From Here to Eternity (1953)
A few months before the attack on Pearl Harbor, Private Robert E. Lee Prewitt (Montgomery Clift) arrives at his new station in Hawaii and immediately runs into problems. His captain (Philip Ober) wants him to box but Prewitt refuses, making him an object of harassment for the rest of the boxing team. Sergeant Milton Warden (Burt Lancaster), the second in command, doesn’t seem to care for “Prew” and his lone wolf attitude. Prew does find a friend in the happy-go-lucky Private Angelo Maggio (Frank Sinatra). When Maggio takes Prew with him to a social club, Prew meets and falls for Lorene (Donna Reed). Meanwhile, Warden starts an affair with the captain’s wife Karen (Deborah Kerr).

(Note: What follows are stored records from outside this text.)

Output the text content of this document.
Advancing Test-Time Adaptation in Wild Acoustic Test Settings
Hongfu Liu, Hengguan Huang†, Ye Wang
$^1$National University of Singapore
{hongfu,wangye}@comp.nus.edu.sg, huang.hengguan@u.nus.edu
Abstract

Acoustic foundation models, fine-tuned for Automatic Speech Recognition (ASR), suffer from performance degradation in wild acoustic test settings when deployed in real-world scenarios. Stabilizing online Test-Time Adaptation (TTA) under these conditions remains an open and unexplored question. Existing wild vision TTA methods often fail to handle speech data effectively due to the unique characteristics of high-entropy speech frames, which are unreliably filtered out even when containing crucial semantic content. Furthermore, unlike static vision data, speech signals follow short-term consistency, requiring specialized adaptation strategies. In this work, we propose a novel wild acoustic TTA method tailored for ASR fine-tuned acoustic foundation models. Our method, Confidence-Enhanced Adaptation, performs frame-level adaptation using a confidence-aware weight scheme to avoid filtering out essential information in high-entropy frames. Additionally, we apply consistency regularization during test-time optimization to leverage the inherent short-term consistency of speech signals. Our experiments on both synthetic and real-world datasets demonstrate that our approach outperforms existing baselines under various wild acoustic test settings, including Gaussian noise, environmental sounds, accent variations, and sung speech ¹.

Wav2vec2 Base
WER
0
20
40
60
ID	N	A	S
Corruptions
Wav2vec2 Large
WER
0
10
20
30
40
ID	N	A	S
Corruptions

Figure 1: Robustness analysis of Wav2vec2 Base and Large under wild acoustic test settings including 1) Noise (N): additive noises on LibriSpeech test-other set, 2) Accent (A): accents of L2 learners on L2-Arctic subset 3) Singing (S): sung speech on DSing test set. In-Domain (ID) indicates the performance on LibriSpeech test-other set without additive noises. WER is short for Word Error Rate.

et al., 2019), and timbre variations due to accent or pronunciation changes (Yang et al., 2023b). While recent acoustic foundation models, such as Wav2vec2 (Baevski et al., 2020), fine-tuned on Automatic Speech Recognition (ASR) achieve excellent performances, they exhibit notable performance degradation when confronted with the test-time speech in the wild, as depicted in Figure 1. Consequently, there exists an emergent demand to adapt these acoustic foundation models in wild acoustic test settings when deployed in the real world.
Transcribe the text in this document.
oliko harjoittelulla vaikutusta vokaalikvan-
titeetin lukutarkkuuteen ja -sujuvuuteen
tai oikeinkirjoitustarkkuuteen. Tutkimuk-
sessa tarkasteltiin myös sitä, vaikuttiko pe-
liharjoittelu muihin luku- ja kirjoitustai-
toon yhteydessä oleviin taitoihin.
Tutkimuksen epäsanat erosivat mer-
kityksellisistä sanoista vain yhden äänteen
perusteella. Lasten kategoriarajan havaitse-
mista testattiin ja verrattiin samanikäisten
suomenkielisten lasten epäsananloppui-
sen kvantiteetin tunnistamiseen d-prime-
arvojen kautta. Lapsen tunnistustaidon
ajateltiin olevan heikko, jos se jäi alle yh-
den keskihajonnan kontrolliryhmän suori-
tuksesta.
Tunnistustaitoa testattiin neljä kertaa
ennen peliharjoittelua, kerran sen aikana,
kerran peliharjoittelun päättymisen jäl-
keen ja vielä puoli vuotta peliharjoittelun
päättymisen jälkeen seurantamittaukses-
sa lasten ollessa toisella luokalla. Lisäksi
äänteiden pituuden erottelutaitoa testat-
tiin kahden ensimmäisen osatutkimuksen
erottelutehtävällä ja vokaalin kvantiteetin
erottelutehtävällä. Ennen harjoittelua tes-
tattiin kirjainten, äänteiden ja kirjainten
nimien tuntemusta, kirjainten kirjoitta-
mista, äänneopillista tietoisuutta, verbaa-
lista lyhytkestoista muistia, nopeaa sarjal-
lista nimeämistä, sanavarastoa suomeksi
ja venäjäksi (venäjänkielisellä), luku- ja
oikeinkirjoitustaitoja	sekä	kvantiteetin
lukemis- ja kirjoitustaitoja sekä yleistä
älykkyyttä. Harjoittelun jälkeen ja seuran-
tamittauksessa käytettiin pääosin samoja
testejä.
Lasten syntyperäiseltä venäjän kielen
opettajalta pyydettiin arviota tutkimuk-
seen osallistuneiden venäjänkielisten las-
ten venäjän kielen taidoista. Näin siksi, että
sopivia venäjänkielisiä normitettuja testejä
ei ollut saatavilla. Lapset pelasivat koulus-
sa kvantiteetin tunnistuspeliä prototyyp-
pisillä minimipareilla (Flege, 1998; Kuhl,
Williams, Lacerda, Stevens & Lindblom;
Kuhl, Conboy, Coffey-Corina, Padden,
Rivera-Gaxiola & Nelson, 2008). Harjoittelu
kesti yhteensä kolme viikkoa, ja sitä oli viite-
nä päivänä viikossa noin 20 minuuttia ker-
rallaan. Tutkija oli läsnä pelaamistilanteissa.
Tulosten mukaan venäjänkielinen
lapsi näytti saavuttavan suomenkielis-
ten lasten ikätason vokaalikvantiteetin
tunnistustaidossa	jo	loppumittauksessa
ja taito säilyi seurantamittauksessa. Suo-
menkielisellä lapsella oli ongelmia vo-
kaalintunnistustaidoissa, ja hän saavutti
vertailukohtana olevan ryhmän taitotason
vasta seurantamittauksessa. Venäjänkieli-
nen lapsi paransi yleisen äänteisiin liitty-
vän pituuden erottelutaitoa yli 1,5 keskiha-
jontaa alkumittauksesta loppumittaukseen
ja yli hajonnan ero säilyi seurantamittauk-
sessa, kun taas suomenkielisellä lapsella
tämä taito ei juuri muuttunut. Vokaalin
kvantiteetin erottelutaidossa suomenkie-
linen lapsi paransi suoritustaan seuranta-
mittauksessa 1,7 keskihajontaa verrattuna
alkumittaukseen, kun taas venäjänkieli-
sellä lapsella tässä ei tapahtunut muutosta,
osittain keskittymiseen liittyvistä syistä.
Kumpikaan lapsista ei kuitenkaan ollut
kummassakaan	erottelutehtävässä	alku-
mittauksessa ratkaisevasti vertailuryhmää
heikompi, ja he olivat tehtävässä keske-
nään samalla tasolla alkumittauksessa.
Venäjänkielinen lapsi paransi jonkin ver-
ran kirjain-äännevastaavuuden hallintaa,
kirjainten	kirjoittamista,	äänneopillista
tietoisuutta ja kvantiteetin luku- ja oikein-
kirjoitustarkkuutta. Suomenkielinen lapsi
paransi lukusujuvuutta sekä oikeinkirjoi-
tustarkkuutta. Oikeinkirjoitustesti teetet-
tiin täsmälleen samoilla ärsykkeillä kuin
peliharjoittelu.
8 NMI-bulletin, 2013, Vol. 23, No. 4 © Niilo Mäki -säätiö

From Here to Eternity is an unexpectedly powerful film, unexpectedly because, on paper, the plot sounds like a traditional soap opera. But because of the strong cast, and because the film explores such various themes such as individualism versus group (Prew doesn’t want to box even though it may lead the company to victory, Warden resists becoming an officer), bigotry (Maggio encounters prejudice from the sergeant in charge of the stockade), and class discrimination (Lorene is saving money so she can return home and marry someone “proper”), the film becomes much more than simply a few soldiers and their love lives. And because we the audience know that the attack is coming, we are aware that the days of certain characters may be numbered. When the attack does come, it’s as compelling a sequence as in any film about the horrors of war.
The cast is exceptional. Sinatra and Reed won Oscars for their performances, while Kerr, Lancaster and Clift were nominated. Under Fred Zinnemann’s sure direction, all are utterly convincing in their roles, none are caricatures. The now classic scene of Lancaster and Kerr on the beach (as the waves sweep in and “consume” the lovers) remains one of the best visualizations of passion in the cinema. This moment will be hauntingly paralleled later when the Japanese bombers sweep over the military base claiming the lives of several soldiers.
The film ultimately poses several troubling questions once we know certain characters’ fates. Did Prew make the right decision, or should he have given in to Holmes’ request? What was Lorene’s motivation for the story she tells Karen on the boat, or was she repeating something Warden told her? From Here to Eternity is one of those rare films where we’d like to know how the characters’ lives turned out: did Karen and Lorene find happiness back in the States, what was Warden’s role in World War II and did he survive? Some movies leave our senses as soon as the film is over. From Here to Eternity leaves us wanting to know more.